There are already issues with the air quality in Hatfield – according to Veolia’s Health Impact Assessment (p.57) measurements carried out at the de Havilland School between December 2010 and August 2011 showed higher than expected readings – it explains this as being due to weather conditions leading to a cap of still air which trapped the pollutants (p.58).

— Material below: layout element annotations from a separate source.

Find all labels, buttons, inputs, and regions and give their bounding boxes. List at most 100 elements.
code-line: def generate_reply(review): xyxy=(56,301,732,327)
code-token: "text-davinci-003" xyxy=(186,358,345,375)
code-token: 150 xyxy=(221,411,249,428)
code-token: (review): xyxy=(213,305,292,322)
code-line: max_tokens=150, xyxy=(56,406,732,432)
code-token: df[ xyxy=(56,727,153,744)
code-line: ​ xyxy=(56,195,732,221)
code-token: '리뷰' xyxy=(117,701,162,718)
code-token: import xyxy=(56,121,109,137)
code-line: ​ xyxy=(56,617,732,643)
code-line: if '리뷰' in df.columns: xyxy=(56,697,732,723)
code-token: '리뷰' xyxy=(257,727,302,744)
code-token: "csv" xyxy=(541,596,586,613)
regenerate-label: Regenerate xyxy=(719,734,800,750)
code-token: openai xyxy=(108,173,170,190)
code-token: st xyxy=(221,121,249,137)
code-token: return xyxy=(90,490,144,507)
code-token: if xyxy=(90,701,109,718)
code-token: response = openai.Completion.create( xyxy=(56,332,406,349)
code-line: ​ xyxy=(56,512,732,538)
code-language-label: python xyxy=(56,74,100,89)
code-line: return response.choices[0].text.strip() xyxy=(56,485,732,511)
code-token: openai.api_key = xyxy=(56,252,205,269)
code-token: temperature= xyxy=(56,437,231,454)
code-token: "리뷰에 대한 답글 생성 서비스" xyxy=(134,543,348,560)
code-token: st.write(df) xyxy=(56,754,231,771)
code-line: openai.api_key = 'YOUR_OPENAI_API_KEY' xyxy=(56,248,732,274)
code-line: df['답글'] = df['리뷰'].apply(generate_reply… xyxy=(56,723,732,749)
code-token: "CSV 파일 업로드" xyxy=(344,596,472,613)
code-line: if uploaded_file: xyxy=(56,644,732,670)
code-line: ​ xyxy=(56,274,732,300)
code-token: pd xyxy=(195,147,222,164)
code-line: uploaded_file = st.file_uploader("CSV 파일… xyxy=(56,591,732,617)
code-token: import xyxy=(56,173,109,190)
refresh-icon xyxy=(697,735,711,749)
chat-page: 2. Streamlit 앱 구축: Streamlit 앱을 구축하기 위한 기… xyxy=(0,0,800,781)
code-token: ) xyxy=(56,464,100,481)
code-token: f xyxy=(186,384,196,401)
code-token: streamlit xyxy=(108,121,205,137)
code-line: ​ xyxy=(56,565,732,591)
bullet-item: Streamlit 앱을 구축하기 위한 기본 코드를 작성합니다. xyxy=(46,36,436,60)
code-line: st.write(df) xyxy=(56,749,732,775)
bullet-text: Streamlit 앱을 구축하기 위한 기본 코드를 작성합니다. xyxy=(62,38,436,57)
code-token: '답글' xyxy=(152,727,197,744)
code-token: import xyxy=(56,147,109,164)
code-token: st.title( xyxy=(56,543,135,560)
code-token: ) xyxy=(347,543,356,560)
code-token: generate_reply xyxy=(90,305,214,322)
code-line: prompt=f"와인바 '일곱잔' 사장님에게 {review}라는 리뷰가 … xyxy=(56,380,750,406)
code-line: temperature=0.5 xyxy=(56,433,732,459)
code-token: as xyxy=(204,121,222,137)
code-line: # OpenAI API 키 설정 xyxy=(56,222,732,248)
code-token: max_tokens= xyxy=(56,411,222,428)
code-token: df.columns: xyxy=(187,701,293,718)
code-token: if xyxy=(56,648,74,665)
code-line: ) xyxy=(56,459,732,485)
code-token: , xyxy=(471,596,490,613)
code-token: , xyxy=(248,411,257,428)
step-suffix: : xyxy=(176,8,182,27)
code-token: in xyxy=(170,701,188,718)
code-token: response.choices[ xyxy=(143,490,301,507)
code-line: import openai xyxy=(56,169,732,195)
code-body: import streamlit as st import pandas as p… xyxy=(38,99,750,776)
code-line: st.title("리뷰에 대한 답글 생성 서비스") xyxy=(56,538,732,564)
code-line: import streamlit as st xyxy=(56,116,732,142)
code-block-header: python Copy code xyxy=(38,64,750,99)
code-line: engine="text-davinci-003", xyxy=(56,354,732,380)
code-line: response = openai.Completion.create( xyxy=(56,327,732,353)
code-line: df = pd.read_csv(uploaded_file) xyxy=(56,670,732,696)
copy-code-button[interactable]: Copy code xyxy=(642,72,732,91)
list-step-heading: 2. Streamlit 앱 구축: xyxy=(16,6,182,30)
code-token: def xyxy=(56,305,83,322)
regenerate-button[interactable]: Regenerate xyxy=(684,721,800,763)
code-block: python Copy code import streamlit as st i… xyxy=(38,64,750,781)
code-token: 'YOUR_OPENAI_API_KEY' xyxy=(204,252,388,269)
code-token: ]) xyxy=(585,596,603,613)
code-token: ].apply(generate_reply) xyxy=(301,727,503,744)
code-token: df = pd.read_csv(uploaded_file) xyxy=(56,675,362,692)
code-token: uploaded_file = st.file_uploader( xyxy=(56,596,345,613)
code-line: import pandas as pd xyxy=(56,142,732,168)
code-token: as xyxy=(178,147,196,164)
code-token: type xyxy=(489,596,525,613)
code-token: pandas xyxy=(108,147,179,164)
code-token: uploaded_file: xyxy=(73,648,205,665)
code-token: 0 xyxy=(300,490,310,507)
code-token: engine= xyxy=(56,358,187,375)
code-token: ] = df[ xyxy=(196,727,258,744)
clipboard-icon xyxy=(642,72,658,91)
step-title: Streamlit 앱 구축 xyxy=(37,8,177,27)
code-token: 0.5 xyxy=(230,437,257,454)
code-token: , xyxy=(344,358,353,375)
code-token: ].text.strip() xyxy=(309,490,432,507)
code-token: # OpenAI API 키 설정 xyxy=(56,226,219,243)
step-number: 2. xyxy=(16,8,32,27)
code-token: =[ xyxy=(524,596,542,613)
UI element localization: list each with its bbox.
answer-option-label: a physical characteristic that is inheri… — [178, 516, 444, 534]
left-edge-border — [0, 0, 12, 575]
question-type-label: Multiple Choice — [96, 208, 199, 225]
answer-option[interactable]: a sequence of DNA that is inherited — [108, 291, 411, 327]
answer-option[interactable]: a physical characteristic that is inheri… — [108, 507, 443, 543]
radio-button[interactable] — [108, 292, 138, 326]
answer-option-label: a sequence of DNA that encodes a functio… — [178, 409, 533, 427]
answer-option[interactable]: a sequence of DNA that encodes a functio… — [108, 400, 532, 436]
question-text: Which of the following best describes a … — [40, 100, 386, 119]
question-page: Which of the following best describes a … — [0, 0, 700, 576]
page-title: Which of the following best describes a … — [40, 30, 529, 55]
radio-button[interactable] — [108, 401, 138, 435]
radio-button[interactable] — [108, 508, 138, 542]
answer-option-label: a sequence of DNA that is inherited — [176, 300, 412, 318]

Incinerator emissions pose an added dimension to the threat:
"Chingford Green Ward has the second highest number of child deaths relative to its population in the whole of London, according to the most recent figures. Infant mortality rates are usually found in areas of high deprivation but Chingford Green Ward is the second richest part of the borough. The ward is close to Britain's largest incinerator in Edmonton and one researcher, Michael Ryan, says he has gathered evidence from across the country that areas situated where toxic emissions start to fall to the ground have a high rate of child deaths."http://www.guardian-series.co.uk/news/wfnews/1592749.Concerns_over_infant_death_rates_in_Chingford_Green/
"Figures from the Office of National Statistics show a jump in infant deaths in Great Lever - where the Raikes Lane waste plant incinerator is based. The Royal Bolton Hospital is also on the edge of the ward boundary. The Health Protection Agency (HPA) does not believe incinerators cause “significant risk”, but is now looking to reassure the public with a special study."http://www.theboltonnews.co.uk/news/districtnews/9079433.Waste_incinerators_inquiry_into_link_with_infant_deaths/Unless the authorities start taking action apart from the physical cost (and damage to people's lives) there will be an added tax burden - EU fines, rising NHS and other ill-heath benefit costs...at a time when we cannot afford it.
"In addition, the new EU air quality directive will force the UK to reduce nitrogen dioxide pollution on some of the capital's busiest streets by more than a third by the end of 2009, in order to move towards World Health Organisation guidelines. If air quality improvements are not achieved quickly, the UK could be taken to the European court. The court has powers to impose unlimited fines."http://www.guardian.co.uk/environment/2008/aug/26/pollution.boris
“If the UK adopted the US Clean Air Act of 1997 we could easily reduce the annual NHS bill by £24 billion. The US saved $193 billion just from reduced hospital visits and days off work according to the White House Office of Management and Budget report which was featured in the Washington Post, 27 September 2003."http://www.publications.parliament.uk/pa/cm200506/cmselect/cmenvfru/780/780we14.htm
It is worth noting that this is not simply a question of stopping the incinerator - it is a global problem that requires a global solution. Keep an eye out when watching the news it's clear to see that the build up of smog in India and China is getting as bad, if not worse than Los Angeles (I've seen it, several years ago, in the mountains of Switzerland and off the Greek coast when it was clearly too hot for it to be fog or mist).